What if the most steadfast faith you'll ever encounter comes from a Black grandmother?
The church mothers who raised Yolanda Pierce, dean of Howard University School of Divinity, were busily focused on her survival. In a world hostile to Black women's bodies and spirits, they had to be. Born on a former cotton plantation and having fled the terrors of the South, Pierce's grandmother raised her in the faith inherited from those who were enslaved. Now, in the pages of In My Grandmother's House, Pierce reckons with that tradition, building an everyday womanist theology rooted in liberating scriptures, experiences in the Black church, and truths from Black women's lives.

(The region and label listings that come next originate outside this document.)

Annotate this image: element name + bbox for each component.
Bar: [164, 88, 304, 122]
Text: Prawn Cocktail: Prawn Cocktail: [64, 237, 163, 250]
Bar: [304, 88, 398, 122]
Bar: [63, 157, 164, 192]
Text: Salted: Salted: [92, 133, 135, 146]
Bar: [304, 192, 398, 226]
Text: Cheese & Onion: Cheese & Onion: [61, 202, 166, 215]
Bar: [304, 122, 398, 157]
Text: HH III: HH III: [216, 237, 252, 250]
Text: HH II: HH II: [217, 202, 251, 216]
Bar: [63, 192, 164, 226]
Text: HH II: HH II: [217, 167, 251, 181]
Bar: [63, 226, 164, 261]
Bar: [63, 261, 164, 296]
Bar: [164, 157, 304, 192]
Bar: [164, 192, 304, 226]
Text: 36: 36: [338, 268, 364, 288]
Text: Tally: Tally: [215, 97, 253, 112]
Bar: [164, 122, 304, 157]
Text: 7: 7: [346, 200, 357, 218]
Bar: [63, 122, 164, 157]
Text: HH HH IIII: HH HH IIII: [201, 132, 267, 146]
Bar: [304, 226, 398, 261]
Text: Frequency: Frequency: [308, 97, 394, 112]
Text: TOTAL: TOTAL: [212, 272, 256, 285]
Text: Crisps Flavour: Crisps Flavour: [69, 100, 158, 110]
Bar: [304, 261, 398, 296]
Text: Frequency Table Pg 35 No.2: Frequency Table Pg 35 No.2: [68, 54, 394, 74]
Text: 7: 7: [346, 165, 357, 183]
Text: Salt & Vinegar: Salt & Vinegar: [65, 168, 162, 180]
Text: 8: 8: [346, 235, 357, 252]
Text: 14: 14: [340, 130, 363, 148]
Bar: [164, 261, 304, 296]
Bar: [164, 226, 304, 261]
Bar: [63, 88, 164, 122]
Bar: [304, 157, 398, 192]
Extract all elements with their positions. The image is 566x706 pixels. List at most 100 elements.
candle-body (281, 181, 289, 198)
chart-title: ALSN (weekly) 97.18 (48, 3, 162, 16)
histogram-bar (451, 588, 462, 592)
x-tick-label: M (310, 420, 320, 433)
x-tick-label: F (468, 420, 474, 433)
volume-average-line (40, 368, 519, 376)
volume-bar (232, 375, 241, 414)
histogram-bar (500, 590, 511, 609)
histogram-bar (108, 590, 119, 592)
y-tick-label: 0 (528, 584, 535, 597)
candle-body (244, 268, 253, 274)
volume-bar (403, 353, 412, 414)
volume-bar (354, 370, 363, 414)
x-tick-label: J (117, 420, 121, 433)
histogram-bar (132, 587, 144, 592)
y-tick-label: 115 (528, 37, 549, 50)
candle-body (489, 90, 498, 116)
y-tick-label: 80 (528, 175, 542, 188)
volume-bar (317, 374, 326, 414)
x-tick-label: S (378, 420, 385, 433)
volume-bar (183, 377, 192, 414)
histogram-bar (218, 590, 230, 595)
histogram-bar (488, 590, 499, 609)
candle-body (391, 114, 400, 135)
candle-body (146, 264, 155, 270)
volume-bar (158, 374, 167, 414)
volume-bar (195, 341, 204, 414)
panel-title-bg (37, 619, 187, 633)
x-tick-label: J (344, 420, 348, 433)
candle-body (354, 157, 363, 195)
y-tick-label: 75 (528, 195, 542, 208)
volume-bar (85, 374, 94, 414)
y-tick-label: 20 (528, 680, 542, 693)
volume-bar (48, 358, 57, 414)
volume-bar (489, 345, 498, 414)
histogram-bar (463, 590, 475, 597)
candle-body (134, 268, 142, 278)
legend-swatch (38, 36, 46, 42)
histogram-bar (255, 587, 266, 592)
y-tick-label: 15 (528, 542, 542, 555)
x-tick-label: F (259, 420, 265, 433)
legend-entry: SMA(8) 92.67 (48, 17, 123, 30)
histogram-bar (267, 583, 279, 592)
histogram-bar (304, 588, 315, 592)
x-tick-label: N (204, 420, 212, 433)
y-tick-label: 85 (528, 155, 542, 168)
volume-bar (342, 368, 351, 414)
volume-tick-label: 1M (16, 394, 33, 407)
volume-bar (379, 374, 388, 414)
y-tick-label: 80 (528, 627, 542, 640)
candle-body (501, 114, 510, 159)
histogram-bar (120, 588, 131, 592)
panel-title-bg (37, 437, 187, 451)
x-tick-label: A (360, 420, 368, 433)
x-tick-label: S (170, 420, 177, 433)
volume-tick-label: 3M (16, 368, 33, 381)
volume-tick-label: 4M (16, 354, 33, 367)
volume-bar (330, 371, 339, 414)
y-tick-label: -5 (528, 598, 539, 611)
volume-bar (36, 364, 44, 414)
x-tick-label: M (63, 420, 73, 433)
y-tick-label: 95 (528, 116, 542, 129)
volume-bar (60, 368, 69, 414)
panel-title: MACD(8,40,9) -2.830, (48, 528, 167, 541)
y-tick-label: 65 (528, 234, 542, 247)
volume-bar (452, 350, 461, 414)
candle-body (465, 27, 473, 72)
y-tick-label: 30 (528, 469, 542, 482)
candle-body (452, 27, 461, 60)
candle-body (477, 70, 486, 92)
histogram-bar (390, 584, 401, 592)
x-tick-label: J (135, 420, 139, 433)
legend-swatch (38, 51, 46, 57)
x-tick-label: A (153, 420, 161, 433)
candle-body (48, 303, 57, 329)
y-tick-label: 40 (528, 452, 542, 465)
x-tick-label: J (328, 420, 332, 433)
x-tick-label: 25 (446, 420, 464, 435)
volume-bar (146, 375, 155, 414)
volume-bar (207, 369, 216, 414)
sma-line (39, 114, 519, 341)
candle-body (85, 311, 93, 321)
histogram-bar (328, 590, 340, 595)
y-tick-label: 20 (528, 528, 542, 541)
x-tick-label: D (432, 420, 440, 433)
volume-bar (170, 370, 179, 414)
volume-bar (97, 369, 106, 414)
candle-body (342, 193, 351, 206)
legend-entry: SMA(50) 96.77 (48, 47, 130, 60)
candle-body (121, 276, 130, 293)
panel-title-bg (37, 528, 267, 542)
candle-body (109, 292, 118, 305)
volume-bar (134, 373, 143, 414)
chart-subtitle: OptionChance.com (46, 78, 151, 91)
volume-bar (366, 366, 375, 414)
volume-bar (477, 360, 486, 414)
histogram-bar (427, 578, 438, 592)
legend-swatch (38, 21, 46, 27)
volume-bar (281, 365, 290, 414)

Pierce tells stories that center the experiences of those living on the underside of history, teasing out the tensions of race, spirituality, trauma, freedom, resistance, and memory.
A grandmother's theology carries wisdom strong enough for future generations. The Divine has been showing up at the kitchen tables of Black women for a long time. It's time to get to know that God.
An excerpt from the Preface:
This book is my attempt to retrieve the religious legacy I have inherited and keep it alive for those who are still to come… In a world eager to promote the newest wunderkind, grandmother theology carries us two or more generations back: to the kitchens, hair salons, gardens, and church basements of older Black women who are often invisible in theological discourse but without whom the American Christian church would cease to exist.
Yolanda Pierce is professor and dean of Howard University School of Divinity. She is a scholar of African American religious history, womanist theology, race, and religion, as well as a public theologian, activist, and commentator. An alumna of Princeton University and Cornell University, Pierce served as the founding director of the Center for the Study of African American Religious Life at the National Museum of African American History & Culture. Pierce's writing has appeared in Time, Sojourners, and The Christian Century, and she is the author of the book Hell Without Fires. Pierce lives in Washington, D.C.